Been with a company that had cooks. Some good some bad. They were putting out three meals a day…and let me say the size of meals was like we were binge eating.
Personally the best way to go I feel is one meal a day, normally dinner, at watch change. Some guys like to cook, some don’t. I feel its an uphill battle making someone who doesn’t want to cook, cook. The main ingredient to any meal is love. If there’s no passion behind it its gonna suck.
Of course depending on the boats particular schedule and run, it may only be practical for the deckhands to cook. Example if the captain or mate don’t mind or like to cook, they may not be able to because the boat is running and they have to be up top. However some guys, like myself, don’t mind sharing the burden and getting up off watch to throw something together.
As far as shopping goes, that’s a hot button issue usually. You cannot make everyone happy. If you are lucky enough to go ashore and do your own shopping, no matter how well you try to get stuff on the list, someone will bitch. I’ve worked with a bunch of pains in the asses that would complain if you got generic instead of name brand or vice versa. Then of course you may have your stores delivered, and you can imagine what grief that may cause.
Like someone else said, being a good cook in addition to your main job capacity is a good thing. Having a good meal to look forward to makes everything more pleasant. Unless you are one of those guys that can live off of hot dogs, frozen burritos and cup o’ noodles…then there is no hope for you!

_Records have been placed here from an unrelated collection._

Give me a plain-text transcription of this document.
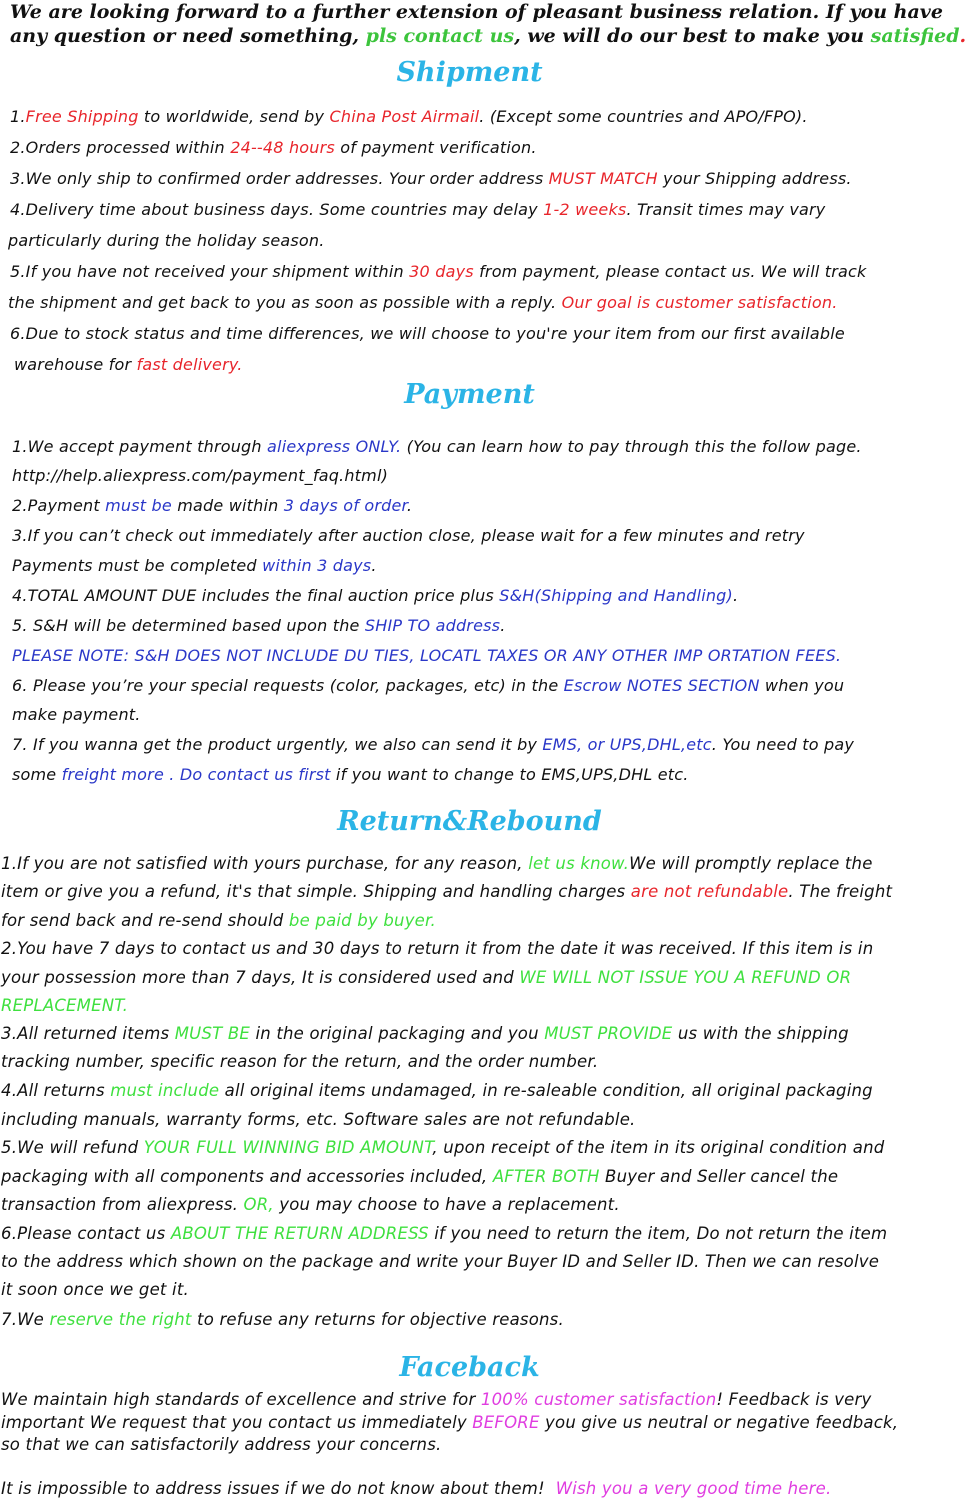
We are looking forward to a further extension of pleasant business relation. If you have
any question or need something, pls contact us, we will do our best to make you satisfied.
Shipment
1.Free Shipping to worldwide, send by China Post Airmail. (Except some countries and APO/FPO).
2.Orders processed within 24--48 hours of payment verification.
3.We only ship to confirmed order addresses. Your order address MUST MATCH your Shipping address.
4.Delivery time about business days. Some countries may delay 1-2 weeks. Transit times may vary
particularly during the holiday season.
5.If you have not received your shipment within 30 days from payment, please contact us. We will track
the shipment and get back to you as soon as possible with a reply. Our goal is customer satisfaction.
6.Due to stock status and time differences, we will choose to you're your item from our first available
warehouse for fast delivery.
Payment
1.We accept payment through aliexpress ONLY. (You can learn how to pay through this the follow page.
http://help.aliexpress.com/payment_faq.html)
2.Payment must be made within 3 days of order.
3.If you can’t check out immediately after auction close, please wait for a few minutes and retry
Payments must be completed within 3 days.
4.TOTAL AMOUNT DUE includes the final auction price plus S&H(Shipping and Handling).
5. S&H will be determined based upon the SHIP TO address.
PLEASE NOTE: S&H DOES NOT INCLUDE DU TIES, LOCATL TAXES OR ANY OTHER IMP ORTATION FEES.
6. Please you’re your special requests (color, packages, etc) in the Escrow NOTES SECTION when you
make payment.
7. If you wanna get the product urgently, we also can send it by EMS, or UPS,DHL,etc. You need to pay
some freight more . Do contact us first if you want to change to EMS,UPS,DHL etc.
Return&Rebound
1.If you are not satisfied with yours purchase, for any reason, let us know.We will promptly replace the
item or give you a refund, it's that simple. Shipping and handling charges are not refundable. The freight
for send back and re-send should be paid by buyer.
2.You have 7 days to contact us and 30 days to return it from the date it was received. If this item is in
your possession more than 7 days, It is considered used and WE WILL NOT ISSUE YOU A REFUND OR
REPLACEMENT.
3.All returned items MUST BE in the original packaging and you MUST PROVIDE us with the shipping
tracking number, specific reason for the return, and the order number.
4.All returns must include all original items undamaged, in re-saleable condition, all original packaging
including manuals, warranty forms, etc. Software sales are not refundable.
5.We will refund YOUR FULL WINNING BID AMOUNT, upon receipt of the item in its original condition and
packaging with all components and accessories included, AFTER BOTH Buyer and Seller cancel the
transaction from aliexpress. OR, you may choose to have a replacement.
6.Please contact us ABOUT THE RETURN ADDRESS if you need to return the item, Do not return the item
to the address which shown on the package and write your Buyer ID and Seller ID. Then we can resolve
it soon once we get it.
7.We reserve the right to refuse any returns for objective reasons.
Faceback
We maintain high standards of excellence and strive for 100% customer satisfaction! Feedback is very
important We request that you contact us immediately BEFORE you give us neutral or negative feedback,
so that we can satisfactorily address your concerns.
It is impossible to address issues if we do not know about them!  Wish you a very good time here.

All of the above comments are spot on. Especially the cookbook recommendations. I thoroughly enjoyed cooking while I was decking. I still cook 2 times a week as the mate. If you can put together a decent meal on the boat you’ll be fine. Start watching the cooking channels while at home. You’ll learn a shit ton of stuff.

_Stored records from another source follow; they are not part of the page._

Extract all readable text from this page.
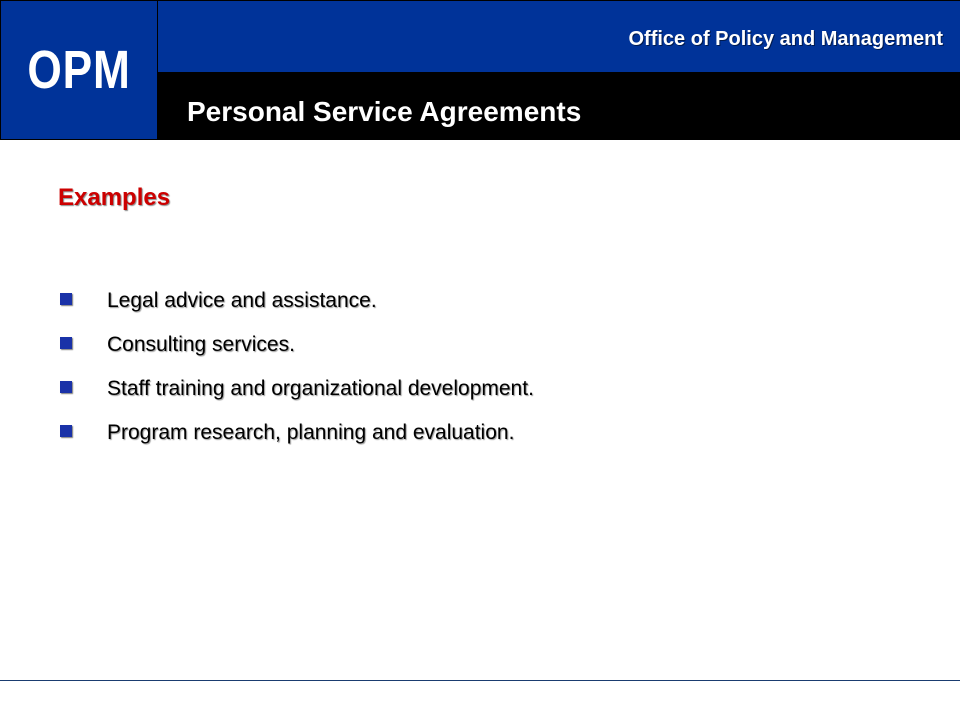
OPM
Office of Policy and Management
Personal Service Agreements
Examples
Legal advice and assistance.
Consulting services.
Staff training and organizational development.
Program research, planning and evaluation.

Grew up with an old copy of The Joy of Cooking in the house. Excellent book. Another one that is good but slightly more “down-home” and simple is The Fannie Farmer Cookbook.

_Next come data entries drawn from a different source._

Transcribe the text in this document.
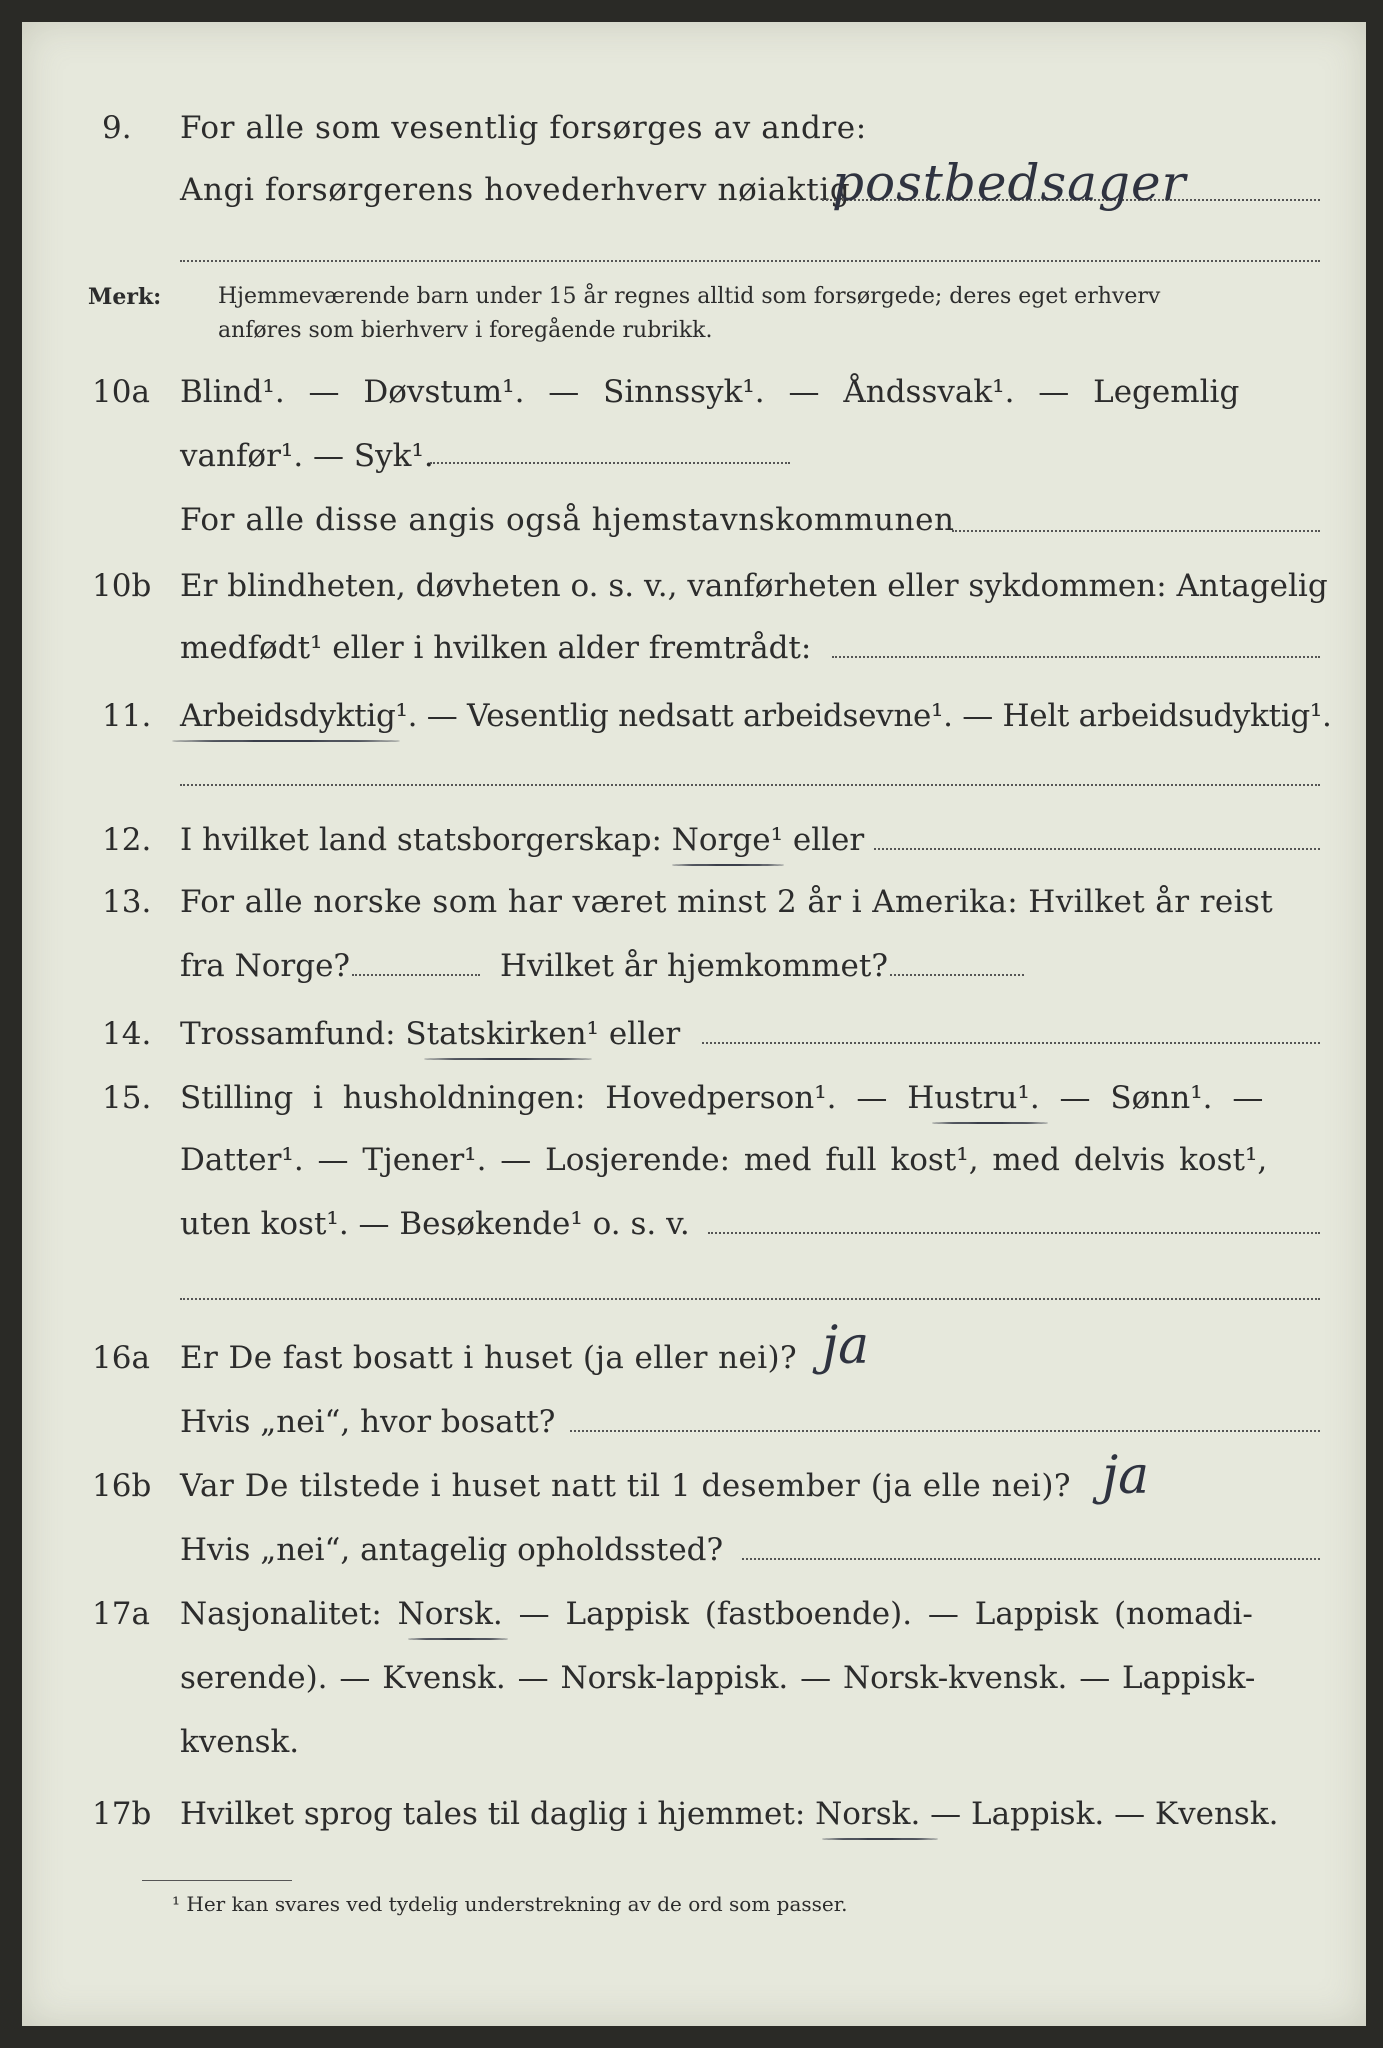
9. For alle som vesentlig forsørges av andre:
Angi forsørgerens hovederhverv nøiaktig
postbedsager
Merk:	Hjemmeværende barn under 15 år regnes alltid som forsørgede; deres eget erhverv
anføres som bierhverv i foregående rubrikk.
10a Blind¹. — Døvstum¹. — Sinnssyk¹. — Åndssvak¹. — Legemlig
vanfør¹. — Syk¹.
For alle disse angis også hjemstavnskommunen
10b Er blindheten, døvheten o. s. v., vanførheten eller sykdommen: Antagelig
medfødt¹ eller i hvilken alder fremtrådt:
11. Arbeidsdyktig¹. — Vesentlig nedsatt arbeidsevne¹. — Helt arbeidsudyktig¹.
12. I hvilket land statsborgerskap: Norge¹ eller
13. For alle norske som har været minst 2 år i Amerika: Hvilket år reist
fra Norge?	Hvilket år hjemkommet?
14. Trossamfund: Statskirken¹ eller
15. Stilling i husholdningen: Hovedperson¹. — Hustru¹. — Sønn¹. —
Datter¹. — Tjener¹. — Losjerende: med full kost¹, med delvis kost¹,
uten kost¹. — Besøkende¹ o. s. v.
16a Er De fast bosatt i huset (ja eller nei)? ja
Hvis „nei“, hvor bosatt?
16b Var De tilstede i huset natt til 1 desember (ja elle nei)? ja
Hvis „nei“, antagelig opholdssted?
17a Nasjonalitet: Norsk. — Lappisk (fastboende). — Lappisk (nomadi-
serende). — Kvensk. — Norsk-lappisk. — Norsk-kvensk. — Lappisk-
kvensk.
17b Hvilket sprog tales til daglig i hjemmet: Norsk. — Lappisk. — Kvensk.
¹ Her kan svares ved tydelig understrekning av de ord som passer.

Here are some good ideas. With lots of pictures too. Spaghetti is usually a hit.


[QUOTE=RubberRhib888;185874]All of the above comments are spot on. Especially the cookbook recommendations. I thoroughly enjoyed cooking while I was decking. I still cook 2 times a week as the mate. If you can put together a decent meal on the boat you’ll be fine. Start watching the cooking channels while at home. You’ll learn a shit ton of stuff.[/QUOTE]


[QUOTE=cmakin;185864]My comment is regarding basic cookbooks. The Joy of Cooking is good, as well as the Better Homes and Gardens Cookbook. I find the latter almost indispensable. [/QUOTE]

Both are excellent books. The Better Homes and Garden cookbook is available in paperback, which is very convenient. Maybe The Joy is available in paperback now, too.

A couple of thoughts:
-Any meal cooked by somebody else is always a good meal.
-Always thank the crew member that cooks.
-On a good boat, the crew member that cook should not have to clean up.

And if anyone does complain about your cooking… The next night you lay out the peanut butter, jelly and a loaf of wonder bread and a note saying “Bon Appetit Douchebags!”

Then, of course, there are the bad cooks. . . and I am not talking deckhand cooks, but assigned cooks. I remember one cook that only made one pot meals. . . and they were bad. We would still eat them, but not much. I remember the old man and I would make omelets after our watches at midnight. . . same cook, we were heading to the west coast of South America. On both sides of the Canal, we were catching a crap load of dolphin. . . . the cook refused to cook any, so we refused to eat his food. . . and ate our catch for over a week. . . I remember the day he got fired. . . bucking groceries back to the galley (no mean feat on this ATB), the cook dropped on of the bags and it was the one full of wine. . . cooking wine he said. . . . uh, yeah. I don’t ever recall having a meal from him with any wine. . . . He had a unique nickname, but I will not divulge. Hell, he is probably dead by now. . .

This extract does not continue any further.